Am großen Abend kommt es jedoch ganz anders, als geplant. Eugene besäuft sich, segelt die Treppe hinunter und fällt ins Koma. Nach vier (!) Jahren wacht er wieder auf - und die Welt hat sich verändert: Sein Dad ist weg, er kann nicht mehr gehen, weil er sich vier Jahre nicht mehr bewegt hat und Cindi? Ja, Cindi ist "Miss March" des aktuellen Playboys. Na super...
Schauspieler
Zach Cregger, Trevor Moore, Raquel Alessi, Molly Stanton, Craig Robinson, Carla Jimenez, Cedric Yarbrough, Geoff Meed, Alexis Raben, Tanjareen Martin
Filmkritik von Thomas Ays
Wir erinnern uns an gruselige Teeniekomödien, die mehr doof und albern, als wirklich unterhaltsam geraten sind. „Dumm und Dümmer“ oder „American Pie“ waren da rühmliche Ausnahmen der berühmten Regel und fuhren Rekordsummen an internationalen Kinokassen ein. Doch die genauso guten Kollegen blieben aus. So richtig gute Kinokomödien wurden selten – bis jetzt!
„Miss March“ wurde von dem Comedyduo Zach Cregger und Trevor Moore inszeniert und kann mit viel Dialogwitz, kreativen Einfällen und haufenweise guten Szenen punkten. Vor allem Trevor Moore darf eine massive Hollywoodkarriere prophezeit werden. Er schafft es in nahezu jeder Szene, mit Mimik und Gestik zu überzeugen und seine Zuschauer dabei perfekt zu unterhalten.
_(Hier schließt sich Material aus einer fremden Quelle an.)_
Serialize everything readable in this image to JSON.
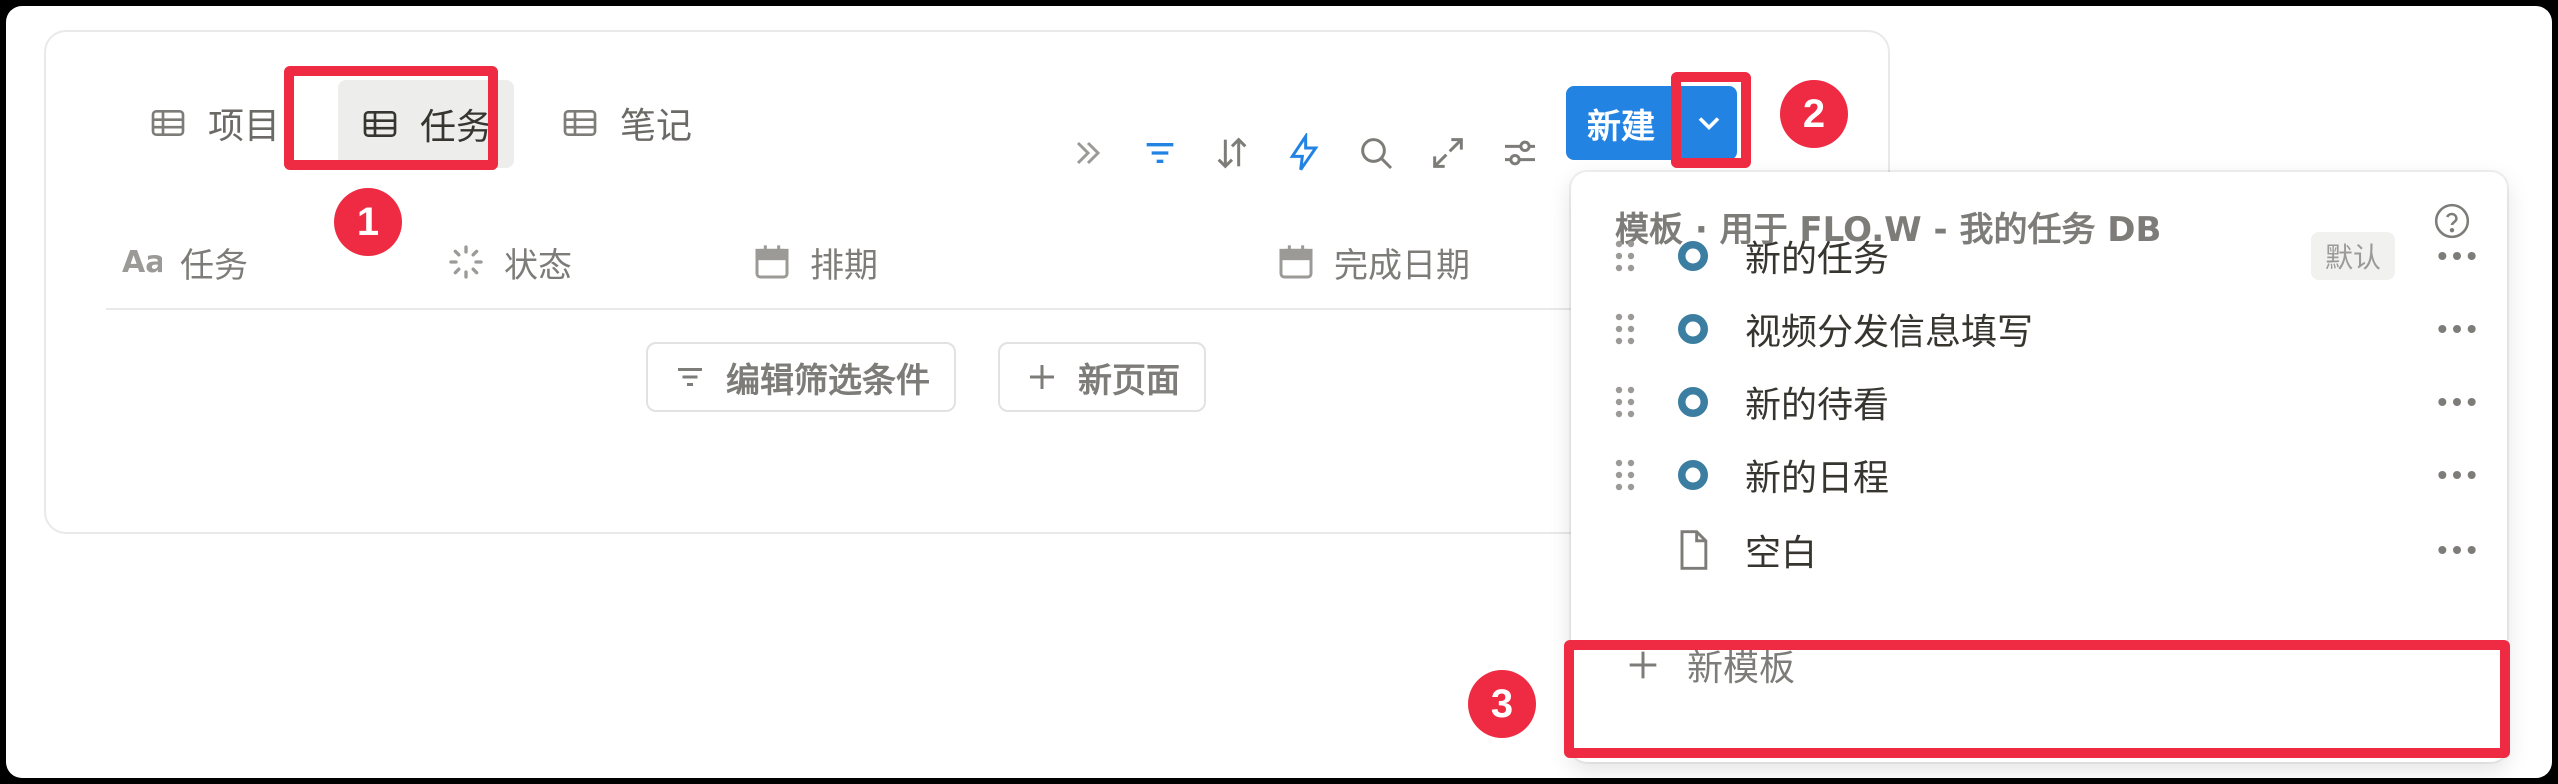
{
  "tabs": [
    {
      "label": "项目",
      "icon": "table-icon"
    },
    {
      "label": "任务",
      "icon": "table-icon",
      "active": true
    },
    {
      "label": "笔记",
      "icon": "table-icon"
    }
  ],
  "toolbar": {
    "icons": [
      "double-chevron-right-icon",
      "filter-icon",
      "sort-icon",
      "lightning-icon",
      "search-icon",
      "expand-icon",
      "settings-sliders-icon"
    ],
    "new_label": "新建",
    "accent": "#2383e2"
  },
  "columns": [
    {
      "label": "任务",
      "icon": "text-aa-icon"
    },
    {
      "label": "状态",
      "icon": "status-spinner-icon"
    },
    {
      "label": "排期",
      "icon": "calendar-icon"
    },
    {
      "label": "完成日期",
      "icon": "calendar-icon"
    }
  ],
  "empty_actions": {
    "edit_filter": "编辑筛选条件",
    "new_page": "新页面"
  },
  "dropdown": {
    "title": "模板 · 用于 FLO.W - 我的任务 DB",
    "items": [
      {
        "label": "新的任务",
        "badge": "默认"
      },
      {
        "label": "视频分发信息填写"
      },
      {
        "label": "新的待看"
      },
      {
        "label": "新的日程"
      },
      {
        "label": "空白"
      }
    ],
    "new_template": "新模板"
  },
  "markers": [
    "1",
    "2",
    "3"
  ],
  "highlight_color": "#ee2b42"
}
Er tritt mit seiner gelungenen Vorstellung in die Fußstapfen von Kult-Comedian Jim Carrey. Ob er dessen Klasse besitzt, muss der sympathische Schauspieler nun beweisen.
Leider ist jedoch auch an „Miss March“ nicht alles Gold, was glänzt. Manche Einfälle sind dann wahrhaftig unter der Gürtellinie und hätten besser dem Cutter zum Opfer fallen sollen. Doch die Ausrutscher sind selten und so darf man im Fall von diesem Spaßmovie von einer gelungenen und bestens unterhaltenden Kinokomödie sprechen.
Wissenswertes
Das amerikanische Comedy-Duo Zach Cregger und Trevor Moore wurden vor allem durch die TV-Serie "The Whitest Kids U'Know" bekannt. Mit "Miss March" legen die beiden ihren ersten gemeinsamen Film vor. Sie schrieben das Drehbuch, führten gemeinsam Regie, fungierten als Produzenten und spielten die Hauptrollen.